Johannesburg:  Cricket South Africa chief executive Gerald Majola was 'like a Frankenstein which was out of control', former CSA president Norman Arendse told the Nicholson inquiry into the financial affairs of the board.

"Much like the googly and the doosra, there is lots of deception in cricket," said Arendse, who resigned in 2008 after his relationship with Majola broke down irreconcilably.

Arendse accused Majola of ruling CSA with an iron fist. "(Majola) comes with a document and says: 'I propose the following people to sit on the audit committee (and) the remunerations committee.' There's no debate, it is routinely rubber stamped by the board.

"All of us involved in cricket have created this environment. It is like a Frankenstein, which is out of control, because you allowed the chief executive officer to get away with it," he said.

Arendse called for Majola to be suspended or put on special leave pending a disciplinary enquiry.

Majola paid out huge bonuses for the IPL II in 2003 to himself and other CSA staff without the sanction of the board.

An external inquiry by auditors KPMG last year also found Majola to be in breach of the Companies Act, something he admitted to the inquiry during his testimony last month.

The inquiry was instituted by sports minister Fikile Mbalula after a huge outcry that not enough was being done at CSA to address the issue, which had been dragging on for nearly two years after the IPL II was played in South Africa due to security concerns in India because of elections at the time.

Arendse also came to the defence of former cricket supremo Ali Bacher, who on Monday told the inquiry that allegations by Majola that he had pocketed a R5 million bonus for the 2003 Cricket World Cup were not correct.
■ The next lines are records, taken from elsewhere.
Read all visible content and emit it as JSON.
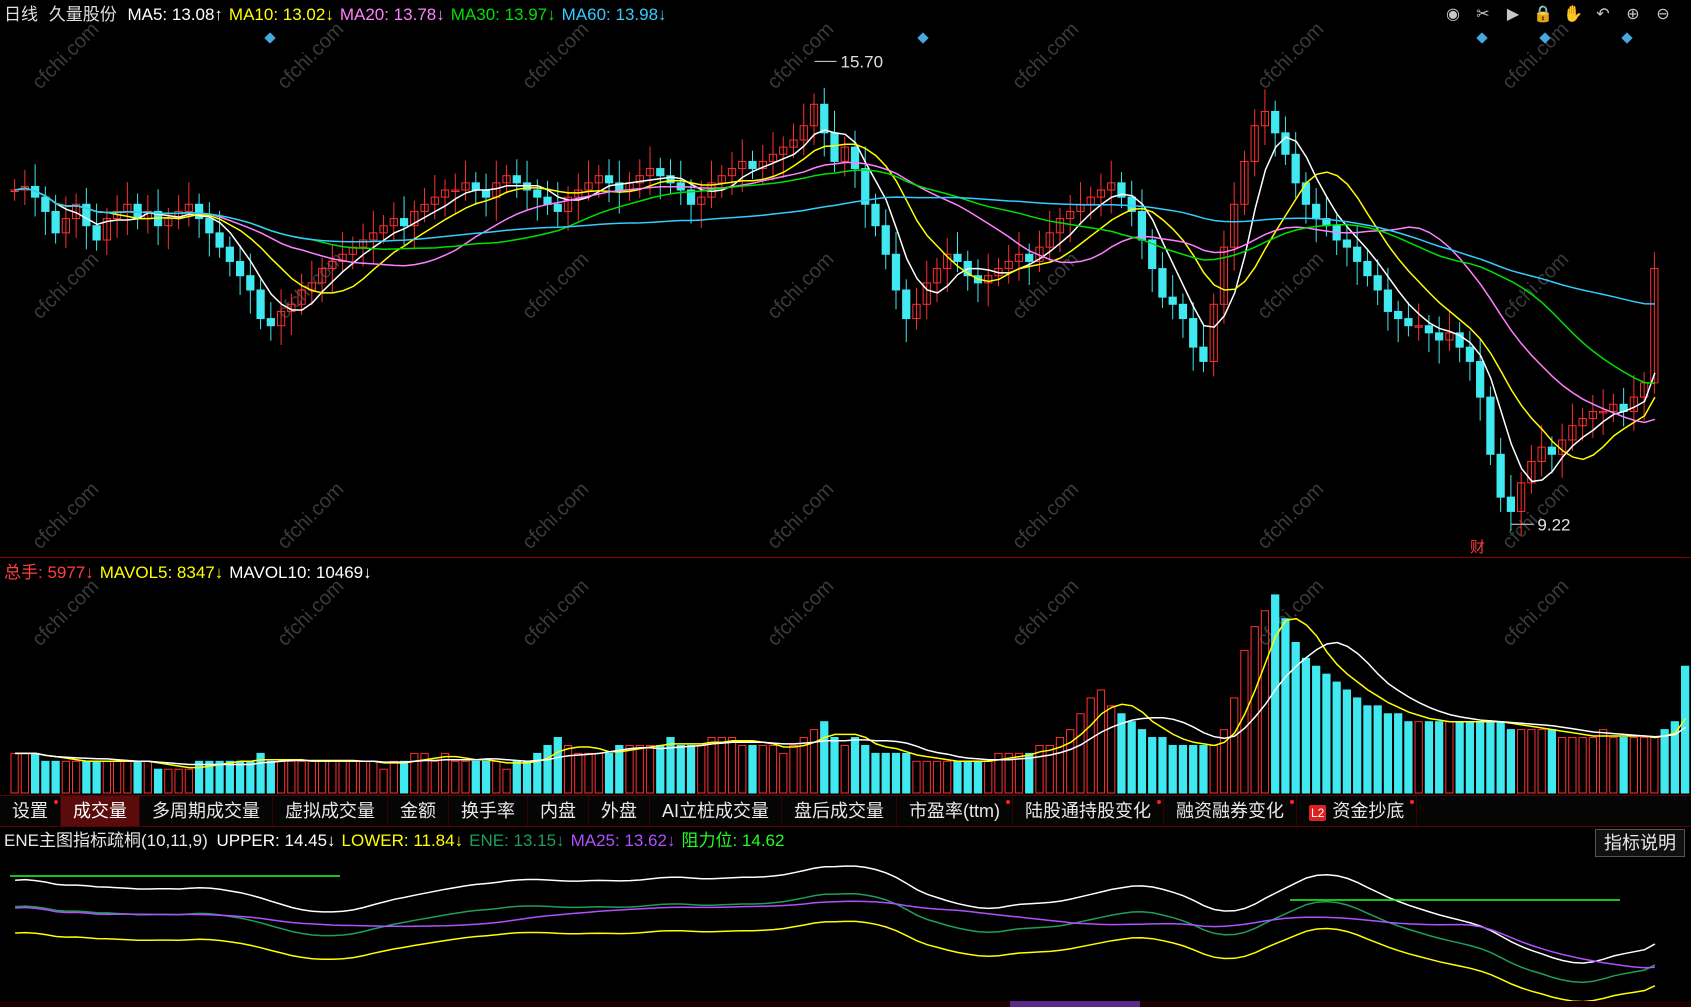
{
  "main": {
    "period": "日线",
    "stock_name": "久量股份",
    "ma": [
      {
        "label": "MA5:",
        "value": "13.08",
        "arrow": "↑",
        "color": "#ffffff"
      },
      {
        "label": "MA10:",
        "value": "13.02",
        "arrow": "↓",
        "color": "#ffff00"
      },
      {
        "label": "MA20:",
        "value": "13.78",
        "arrow": "↓",
        "color": "#ff80ff"
      },
      {
        "label": "MA30:",
        "value": "13.97",
        "arrow": "↓",
        "color": "#00e000"
      },
      {
        "label": "MA60:",
        "value": "13.98",
        "arrow": "↓",
        "color": "#33ccff"
      }
    ],
    "high_label": "15.70",
    "low_label": "9.22",
    "fin_label": "财"
  },
  "volume": {
    "items": [
      {
        "label": "总手:",
        "value": "5977",
        "arrow": "↓",
        "color": "#ff4040"
      },
      {
        "label": "MAVOL5:",
        "value": "8347",
        "arrow": "↓",
        "color": "#ffff00"
      },
      {
        "label": "MAVOL10:",
        "value": "10469",
        "arrow": "↓",
        "color": "#ffffff"
      }
    ]
  },
  "tabs": [
    {
      "label": "设置",
      "active": false,
      "dot": true
    },
    {
      "label": "成交量",
      "active": true,
      "dot": false
    },
    {
      "label": "多周期成交量",
      "active": false,
      "dot": false
    },
    {
      "label": "虚拟成交量",
      "active": false,
      "dot": false
    },
    {
      "label": "金额",
      "active": false,
      "dot": false
    },
    {
      "label": "换手率",
      "active": false,
      "dot": false
    },
    {
      "label": "内盘",
      "active": false,
      "dot": false
    },
    {
      "label": "外盘",
      "active": false,
      "dot": false
    },
    {
      "label": "AI立桩成交量",
      "active": false,
      "dot": false
    },
    {
      "label": "盘后成交量",
      "active": false,
      "dot": false
    },
    {
      "label": "市盈率(ttm)",
      "active": false,
      "dot": true
    },
    {
      "label": "陆股通持股变化",
      "active": false,
      "dot": true
    },
    {
      "label": "融资融券变化",
      "active": false,
      "dot": true
    },
    {
      "label": "资金抄底",
      "active": false,
      "dot": true,
      "badge": "L2"
    }
  ],
  "indicator": {
    "title": "ENE主图指标疏桐(10,11,9)",
    "items": [
      {
        "label": "UPPER:",
        "value": "14.45",
        "arrow": "↓",
        "color": "#ffffff"
      },
      {
        "label": "LOWER:",
        "value": "11.84",
        "arrow": "↓",
        "color": "#ffff00"
      },
      {
        "label": "ENE:",
        "value": "13.15",
        "arrow": "↓",
        "color": "#1e9e5a"
      },
      {
        "label": "MA25:",
        "value": "13.62",
        "arrow": "↓",
        "color": "#b050ff"
      },
      {
        "label": "阻力位:",
        "value": "14.62",
        "arrow": "",
        "color": "#20ff20"
      }
    ],
    "explain_label": "指标说明"
  },
  "toolbar": [
    "eye-icon",
    "scissors-icon",
    "play-icon",
    "lock-icon",
    "hand-icon",
    "undo-icon",
    "zoom-in-icon",
    "zoom-out-icon"
  ],
  "colors": {
    "up": "#ff3030",
    "down": "#40e8f0",
    "watermark": "cfchi.com"
  },
  "chart_data": [
    {
      "type": "candlestick",
      "title": "日线 久量股份",
      "price_range": [
        9.0,
        16.0
      ],
      "annotations": {
        "high": 15.7,
        "low": 9.22
      },
      "closes": [
        13.9,
        13.95,
        13.8,
        13.6,
        13.3,
        13.5,
        13.7,
        13.4,
        13.2,
        13.5,
        13.6,
        13.7,
        13.5,
        13.6,
        13.4,
        13.5,
        13.6,
        13.7,
        13.5,
        13.3,
        13.1,
        12.9,
        12.7,
        12.5,
        12.1,
        12.0,
        12.2,
        12.3,
        12.5,
        12.6,
        12.8,
        12.9,
        13.0,
        13.1,
        13.2,
        13.3,
        13.4,
        13.5,
        13.4,
        13.6,
        13.7,
        13.8,
        13.9,
        13.9,
        14.0,
        13.9,
        13.8,
        14.0,
        14.1,
        14.0,
        13.9,
        13.8,
        13.7,
        13.6,
        13.8,
        13.9,
        14.0,
        14.1,
        14.0,
        13.9,
        14.0,
        14.1,
        14.2,
        14.1,
        14.0,
        13.9,
        13.7,
        13.8,
        14.0,
        14.1,
        14.2,
        14.3,
        14.2,
        14.3,
        14.4,
        14.5,
        14.6,
        14.8,
        15.1,
        14.7,
        14.3,
        14.5,
        14.2,
        13.7,
        13.4,
        13.0,
        12.5,
        12.1,
        12.3,
        12.6,
        12.8,
        13.0,
        12.9,
        12.7,
        12.6,
        12.7,
        12.8,
        12.9,
        13.0,
        12.9,
        13.1,
        13.3,
        13.5,
        13.6,
        13.7,
        13.8,
        13.9,
        14.0,
        13.8,
        13.6,
        13.2,
        12.8,
        12.4,
        12.3,
        12.1,
        11.7,
        11.5,
        12.3,
        13.1,
        13.7,
        14.3,
        14.8,
        15.0,
        14.7,
        14.4,
        14.0,
        13.7,
        13.5,
        13.4,
        13.2,
        13.1,
        12.9,
        12.7,
        12.5,
        12.2,
        12.1,
        12.0,
        12.0,
        11.9,
        11.8,
        11.9,
        11.7,
        11.5,
        11.0,
        10.2,
        9.6,
        9.4,
        9.8,
        10.1,
        10.3,
        10.2,
        10.4,
        10.6,
        10.7,
        10.8,
        10.8,
        10.9,
        10.8,
        11.0,
        11.2,
        12.8
      ],
      "ma": {
        "MA5": 13.08,
        "MA10": 13.02,
        "MA20": 13.78,
        "MA30": 13.97,
        "MA60": 13.98
      }
    },
    {
      "type": "bar",
      "title": "成交量",
      "values": [
        5,
        5,
        5,
        4,
        4,
        4,
        4,
        4,
        4,
        4,
        4,
        4,
        4,
        4,
        3,
        3,
        3,
        3,
        4,
        4,
        4,
        4,
        4,
        4,
        5,
        4,
        4,
        4,
        4,
        4,
        4,
        4,
        4,
        4,
        4,
        4,
        3,
        4,
        4,
        5,
        5,
        4,
        5,
        4,
        4,
        4,
        4,
        4,
        3,
        4,
        4,
        5,
        6,
        7,
        6,
        5,
        5,
        5,
        5,
        6,
        6,
        6,
        6,
        6,
        7,
        6,
        6,
        6,
        7,
        7,
        7,
        6,
        6,
        6,
        6,
        5,
        6,
        7,
        8,
        9,
        7,
        6,
        7,
        6,
        5,
        5,
        5,
        5,
        4,
        4,
        4,
        4,
        4,
        4,
        4,
        4,
        5,
        5,
        5,
        5,
        6,
        6,
        7,
        8,
        10,
        12,
        13,
        11,
        10,
        9,
        8,
        7,
        7,
        6,
        6,
        6,
        6,
        6,
        8,
        12,
        18,
        21,
        23,
        25,
        22,
        19,
        17,
        16,
        15,
        14,
        13,
        12,
        11,
        11,
        10,
        10,
        9,
        9,
        9,
        9,
        9,
        9,
        9,
        9,
        9,
        9,
        8,
        8,
        8,
        8,
        8,
        7,
        7,
        7,
        7,
        8,
        7,
        7,
        7,
        7,
        7,
        8,
        9,
        16
      ],
      "series": [
        {
          "name": "MAVOL5",
          "last": 8347
        },
        {
          "name": "MAVOL10",
          "last": 10469
        }
      ],
      "last": 5977
    },
    {
      "type": "line",
      "title": "ENE主图指标疏桐(10,11,9)",
      "series": [
        {
          "name": "UPPER",
          "last": 14.45
        },
        {
          "name": "LOWER",
          "last": 11.84
        },
        {
          "name": "ENE",
          "last": 13.15
        },
        {
          "name": "MA25",
          "last": 13.62
        },
        {
          "name": "阻力位",
          "last": 14.62
        }
      ]
    }
  ]
}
The payment was a top-up to his meagre pension, according to Bacher.

Arendse confirmed this during his testimony on Wednesday: "We've always known about the five million. We knew that it was some kind of a severance package and it was to make up for a shortfall on Ali's pension."

Arendse was not the only CSA president to fall out with Majola. His successor Mtutuzeli Nyoka was twice ousted as president of CSA after Nyoka queried the IPL bonus issue and Majola showed his displeasure at this.

Nyoka was reinstated after high court action following his first ousting and immediately arranged the KPMG audit that found against Majola. But Nyoka was again ousted in absentia after that and has not challenged this.

After Arendse's damning evidence on Wednesday, there are increasing calls in the cricket fraternity for his head, but Majola is maintaining his silence since his appearance before the inquiry.

Nicholson said they hoped to give the final report to the minister by the end of February.